Besides, given that LLMs are getting good at coding and the browser can render iframes in seamless mode, a better and more flexible approach would be to use HTML, CSS and JavaScript instead of what Slack has been doing for ages with their block kit API which we know is very rigid and frustrating to work with. I get why you might want to have a data structures for UI in order to cover CLI tools as well but at the end of the day browsers and clis are completely different things and I don not believe you can meaningfully make it work for both of them unless you are also prepared to dumb it down and target only the lowest common dominator.
Yes yes we claim the user doesn’t know what they want. I think that’s largely used as an excuse to avoid rethinking how things should meet the users needs and keep status quo where people are made to rely on systems and walled gardens. The goal of this article is UIs should work better for the user. What better way then to let them imagine (or even nudge them with example actions, buttons, text to click to render specific views) in the UI! I’ve been wanting to build something where I just ask in English from options I know I have or otherwise play and hit edges to discover what’s possible and not.
Anyone else thinking along this direction or think I’m missing something obvious here?

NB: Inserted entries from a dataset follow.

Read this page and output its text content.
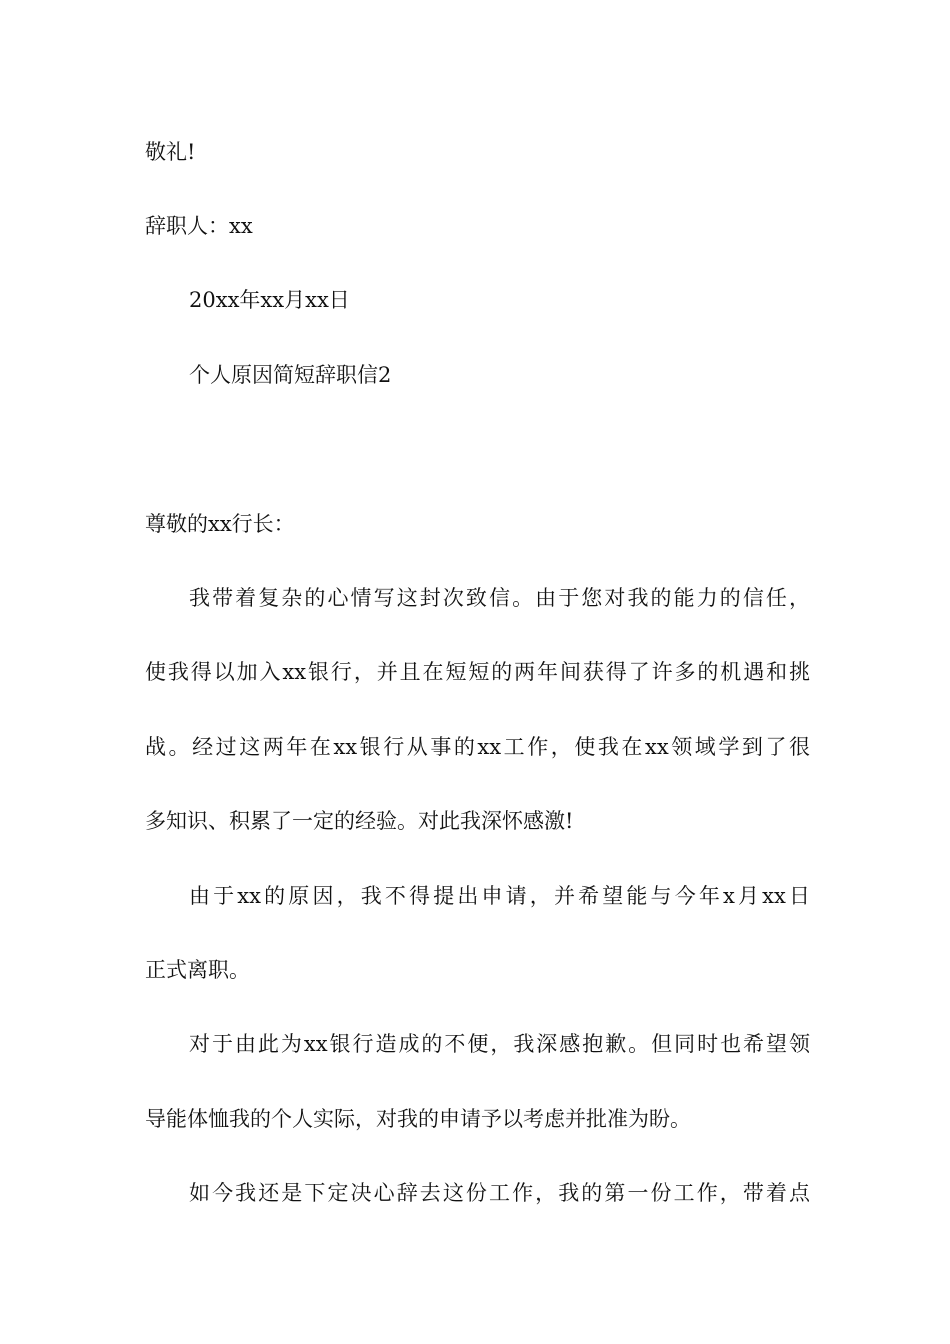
敬礼!
辞职人：xx
20xx年xx月xx日
个人原因简短辞职信2
尊敬的xx行长：
我带着复杂的心情写这封次致信。由于您对我的能力的信任，
使我得以加入xx银行，并且在短短的两年间获得了许多的机遇和挑
战。经过这两年在xx银行从事的xx工作，使我在xx领域学到了很
多知识、积累了一定的经验。对此我深怀感激!
由于xx的原因，我不得提出申请，并希望能与今年x月xx日
正式离职。
对于由此为xx银行造成的不便，我深感抱歉。但同时也希望领
导能体恤我的个人实际，对我的申请予以考虑并批准为盼。
如今我还是下定决心辞去这份工作，我的第一份工作，带着点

The genuinely interesting bit here is the security boundary: agents can only speak in terms of a vetted component catalog, and the client owns execution. If you get that right, you can swap the agent for a rules engine or a human operator and keep the same protocol. My guess is the spec that wins won’t be the one with the coolest demos, but the one boring enough that a product team can live with it for 5-10 years.
https://research.google/blog/generative-ui-a-rich-custom-vis...
What scares me is that even without arbitrary code generation, there's the potential for hallucinations and prompt injection to hit hard if a solution like this isn't sandboxed properly. An automatically generated "confirm purchase" button like in the shown example is... probably something I'd not make entirely unsupervised just yet.